The NoOverlap matching strategy was the first matching strategy implemented by IAMsystem and was described in research papers. It only uses a window of 1 (window parameter has no effect) and doesn’t detect nested annotations. First, the algorithm builds a trie datastructure to store all the keywords. Then, for each token in the document, it calls fuzzy matching algorithms (not shown on the image) and tries to find a match at the current state. The first state is the ROOT node of the trie. If a token is a stopword (and in the example), the algorithm goes to the next token and the states remain the same. If the next token is a dead end (south in the example), the algorithm returns to the ROOT node and starts again. When the algorithm reaches a node containing a keyword (the green node in the example), it generates an annotation. In general, a single path is found, so the algorithm doesn’t generate any overlap.

Window Matching

This is the default strategy. It is used in all the examples of this documentation. Compared to the NoOverlap strategy, the ROOT node is repeated at each step which makes it possible to detect nested annotations. Also the window size determines the lifetime of a node. In this example, the state/node north is always alive at the south token because the window size is 2, which means that that north is two tokens away from America, excluding the stop words.

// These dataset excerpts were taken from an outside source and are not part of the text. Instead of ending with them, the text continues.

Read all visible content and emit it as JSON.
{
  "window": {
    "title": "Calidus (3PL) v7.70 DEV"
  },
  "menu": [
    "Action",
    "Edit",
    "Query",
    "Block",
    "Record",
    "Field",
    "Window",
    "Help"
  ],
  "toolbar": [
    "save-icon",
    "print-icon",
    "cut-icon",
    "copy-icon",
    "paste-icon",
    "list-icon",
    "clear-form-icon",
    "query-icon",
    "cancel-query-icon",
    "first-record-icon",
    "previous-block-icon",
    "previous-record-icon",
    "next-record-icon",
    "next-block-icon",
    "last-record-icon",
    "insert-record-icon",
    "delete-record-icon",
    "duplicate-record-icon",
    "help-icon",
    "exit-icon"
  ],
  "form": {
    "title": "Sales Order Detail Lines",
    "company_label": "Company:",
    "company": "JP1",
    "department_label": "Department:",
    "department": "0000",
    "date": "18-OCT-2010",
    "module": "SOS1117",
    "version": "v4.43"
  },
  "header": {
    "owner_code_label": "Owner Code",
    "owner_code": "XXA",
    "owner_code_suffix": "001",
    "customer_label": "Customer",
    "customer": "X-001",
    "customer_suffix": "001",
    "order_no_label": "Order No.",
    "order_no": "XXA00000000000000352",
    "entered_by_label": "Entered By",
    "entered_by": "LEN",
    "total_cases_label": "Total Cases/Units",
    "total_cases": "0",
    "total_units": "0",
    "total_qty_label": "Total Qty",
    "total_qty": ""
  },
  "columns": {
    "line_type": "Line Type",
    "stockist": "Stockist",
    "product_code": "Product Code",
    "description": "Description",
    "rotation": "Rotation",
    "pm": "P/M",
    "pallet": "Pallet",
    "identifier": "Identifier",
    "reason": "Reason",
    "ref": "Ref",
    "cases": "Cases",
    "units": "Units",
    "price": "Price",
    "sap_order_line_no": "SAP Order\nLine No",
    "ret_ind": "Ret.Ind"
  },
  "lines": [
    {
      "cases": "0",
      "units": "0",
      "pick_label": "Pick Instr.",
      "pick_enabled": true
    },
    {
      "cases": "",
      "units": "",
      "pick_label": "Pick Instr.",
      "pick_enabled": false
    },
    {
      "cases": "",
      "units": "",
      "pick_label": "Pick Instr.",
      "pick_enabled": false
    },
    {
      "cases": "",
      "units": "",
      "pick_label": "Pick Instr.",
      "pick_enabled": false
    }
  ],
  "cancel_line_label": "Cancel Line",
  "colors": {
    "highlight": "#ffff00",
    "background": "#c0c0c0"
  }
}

Window Matching speed and LargeWindowMatching

When the window size is small, the number of operations depends little on the number of keywords. As the window increases, the number of operations grows and can become proportional to n*m with n the number of tokens in the document and m the number of keywords. The LargeWindowMatching strategy trades space for time complexity, it produces exactly the same annotations as the WindowMatching strategy with a number of operations proportional to n*log(m). LargeWindowMatching is slower than the WindowMatching when w is small but much faster when w is large, for example when w=1000. The image above shows that the LargeWindowMatching strategy becomes faster as the window exceeds a certain threshold. The value of the threshold depends on the terminology, so performance tests should be performed when a large window is used.